# Minllyn quarry/mine - January 2017



## Newage (Jan 28, 2017)

Hi All

So the small village of Dinas Mawddwy in mid wales what does it have to offer?

Does it have a shop - NO
Does it have a BMW dealership - NO
Does it have railway station - NO

But what it does have is a pub (The red lion)and a derelict slate mine.

Minllyn quarry opened after 1840, it closed and re-opened in 1872 the quarry never produced much
slate and the work force was reduced down to just 20 men and by 1925 the quarry closed down for good.

This was my second visit - solo quarry explore - fun
enough BS on with a few pictures.

Flooded cavern (that water is deeeeeeeeeeeeeeeep)







In this cavern is the remains of an old steam boiler.






Some of the caverns are quite large.






At the back is a slate block winch.






There are a fair few tunnels that run off in all directions but most are dead ends, or just lead from cavern to cavern.

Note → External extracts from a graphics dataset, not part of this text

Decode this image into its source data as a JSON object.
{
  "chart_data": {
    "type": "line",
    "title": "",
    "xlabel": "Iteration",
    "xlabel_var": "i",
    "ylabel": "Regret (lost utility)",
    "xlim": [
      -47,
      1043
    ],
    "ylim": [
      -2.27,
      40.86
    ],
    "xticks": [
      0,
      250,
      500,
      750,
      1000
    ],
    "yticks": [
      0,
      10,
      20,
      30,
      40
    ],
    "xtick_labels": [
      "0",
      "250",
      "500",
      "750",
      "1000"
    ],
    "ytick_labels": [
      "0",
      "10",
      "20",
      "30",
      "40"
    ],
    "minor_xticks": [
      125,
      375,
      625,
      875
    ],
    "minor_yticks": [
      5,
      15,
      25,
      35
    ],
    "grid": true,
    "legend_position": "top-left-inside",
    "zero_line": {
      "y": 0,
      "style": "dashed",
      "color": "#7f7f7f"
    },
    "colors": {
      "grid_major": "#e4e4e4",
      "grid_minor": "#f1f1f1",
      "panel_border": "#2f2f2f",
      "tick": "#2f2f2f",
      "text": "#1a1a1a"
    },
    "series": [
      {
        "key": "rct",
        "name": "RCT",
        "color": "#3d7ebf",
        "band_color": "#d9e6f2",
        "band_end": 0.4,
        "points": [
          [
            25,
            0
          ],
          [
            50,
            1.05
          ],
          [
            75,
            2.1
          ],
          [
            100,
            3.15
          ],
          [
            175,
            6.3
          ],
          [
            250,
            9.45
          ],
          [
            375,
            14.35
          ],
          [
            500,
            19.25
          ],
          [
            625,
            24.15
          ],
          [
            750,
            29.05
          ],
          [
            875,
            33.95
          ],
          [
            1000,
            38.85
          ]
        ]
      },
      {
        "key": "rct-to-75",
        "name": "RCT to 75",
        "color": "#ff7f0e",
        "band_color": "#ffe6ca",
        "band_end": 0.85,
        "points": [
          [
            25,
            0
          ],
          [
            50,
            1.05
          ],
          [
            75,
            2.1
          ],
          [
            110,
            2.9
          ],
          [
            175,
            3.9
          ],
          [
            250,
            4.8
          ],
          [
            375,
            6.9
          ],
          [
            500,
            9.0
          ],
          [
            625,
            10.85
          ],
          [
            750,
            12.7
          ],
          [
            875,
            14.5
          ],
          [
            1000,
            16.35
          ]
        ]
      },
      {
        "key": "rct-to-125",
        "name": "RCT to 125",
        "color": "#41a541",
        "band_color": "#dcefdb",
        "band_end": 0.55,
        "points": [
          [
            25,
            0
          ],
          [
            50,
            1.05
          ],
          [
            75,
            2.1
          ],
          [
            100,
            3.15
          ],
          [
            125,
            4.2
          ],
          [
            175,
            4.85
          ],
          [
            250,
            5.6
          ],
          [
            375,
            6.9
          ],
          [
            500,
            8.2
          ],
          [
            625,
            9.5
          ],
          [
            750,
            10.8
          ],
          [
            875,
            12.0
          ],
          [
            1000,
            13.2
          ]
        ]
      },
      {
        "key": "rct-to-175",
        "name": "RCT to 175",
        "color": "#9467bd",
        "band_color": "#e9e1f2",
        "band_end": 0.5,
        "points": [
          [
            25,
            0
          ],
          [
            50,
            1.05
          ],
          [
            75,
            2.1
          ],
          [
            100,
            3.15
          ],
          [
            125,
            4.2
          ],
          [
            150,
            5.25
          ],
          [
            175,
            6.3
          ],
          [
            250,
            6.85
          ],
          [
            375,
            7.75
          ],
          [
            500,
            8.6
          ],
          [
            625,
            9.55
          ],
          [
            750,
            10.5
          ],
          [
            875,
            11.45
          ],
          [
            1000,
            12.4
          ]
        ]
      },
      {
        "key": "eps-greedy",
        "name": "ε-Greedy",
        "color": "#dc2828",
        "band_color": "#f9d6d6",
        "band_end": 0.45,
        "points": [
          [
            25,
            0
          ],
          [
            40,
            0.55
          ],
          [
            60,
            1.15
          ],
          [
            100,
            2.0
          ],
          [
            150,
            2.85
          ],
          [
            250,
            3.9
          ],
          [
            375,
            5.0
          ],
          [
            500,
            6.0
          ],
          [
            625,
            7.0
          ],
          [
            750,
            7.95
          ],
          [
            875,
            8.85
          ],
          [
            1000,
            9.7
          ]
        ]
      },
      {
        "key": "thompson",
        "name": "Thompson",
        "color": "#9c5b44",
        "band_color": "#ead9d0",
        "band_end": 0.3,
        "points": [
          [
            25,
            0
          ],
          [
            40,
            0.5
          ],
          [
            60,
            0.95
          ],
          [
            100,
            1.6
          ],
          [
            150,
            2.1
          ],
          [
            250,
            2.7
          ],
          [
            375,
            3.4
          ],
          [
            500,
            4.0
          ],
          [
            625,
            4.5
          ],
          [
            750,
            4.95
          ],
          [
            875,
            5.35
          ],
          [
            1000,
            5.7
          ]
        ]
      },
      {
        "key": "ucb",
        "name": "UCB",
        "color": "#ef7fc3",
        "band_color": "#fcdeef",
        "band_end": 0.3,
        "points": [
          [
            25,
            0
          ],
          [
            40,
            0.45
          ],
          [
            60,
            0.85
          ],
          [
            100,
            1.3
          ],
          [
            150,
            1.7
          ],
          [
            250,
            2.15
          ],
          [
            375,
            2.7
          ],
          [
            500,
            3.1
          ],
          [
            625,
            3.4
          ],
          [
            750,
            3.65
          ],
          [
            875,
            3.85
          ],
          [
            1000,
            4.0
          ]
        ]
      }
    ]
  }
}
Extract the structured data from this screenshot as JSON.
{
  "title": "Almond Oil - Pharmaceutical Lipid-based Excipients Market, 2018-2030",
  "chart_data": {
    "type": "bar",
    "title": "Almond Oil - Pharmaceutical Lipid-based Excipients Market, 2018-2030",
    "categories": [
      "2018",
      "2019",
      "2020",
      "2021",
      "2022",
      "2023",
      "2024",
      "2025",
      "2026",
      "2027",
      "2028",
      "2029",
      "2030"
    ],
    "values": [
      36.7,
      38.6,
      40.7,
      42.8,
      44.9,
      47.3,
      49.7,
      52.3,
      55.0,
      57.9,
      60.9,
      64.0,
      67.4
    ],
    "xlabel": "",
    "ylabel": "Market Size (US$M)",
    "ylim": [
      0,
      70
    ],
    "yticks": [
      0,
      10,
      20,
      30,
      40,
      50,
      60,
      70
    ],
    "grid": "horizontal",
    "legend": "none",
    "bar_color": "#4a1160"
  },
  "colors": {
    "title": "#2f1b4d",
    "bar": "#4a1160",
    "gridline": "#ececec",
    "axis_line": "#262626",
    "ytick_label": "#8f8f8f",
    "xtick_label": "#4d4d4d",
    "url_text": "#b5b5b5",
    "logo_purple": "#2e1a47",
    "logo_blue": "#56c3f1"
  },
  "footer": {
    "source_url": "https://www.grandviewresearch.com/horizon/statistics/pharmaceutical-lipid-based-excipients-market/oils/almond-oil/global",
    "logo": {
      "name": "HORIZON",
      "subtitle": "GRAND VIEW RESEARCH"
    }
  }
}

The last shot is of a chain and pulley hanging from one of the cavern ceiling.






Well that will do, thanks for looking all comments are most welcome.
There are a few more pictures on my FlickR page so head on over to:-

https://www.flickr.com/photos/newage2/albums/72157669592177593

Cheers Newage

Oh go on then - one more, just remember little children,
Underground quarries and mines are dangerous places and you never know whats

lurking in the dark................


----------



## smiler (Jan 28, 2017)

I liked that Newage, Thanks


----------



## Mole Man (Jan 28, 2017)

Great stuff, thanks for posting.


----------



## Conrad (Jan 28, 2017)

Lush as usual


----------



## druid (Jan 29, 2017)

The water actually looks a bit lower than it did a few months back.

All good but I love the last shot.


----------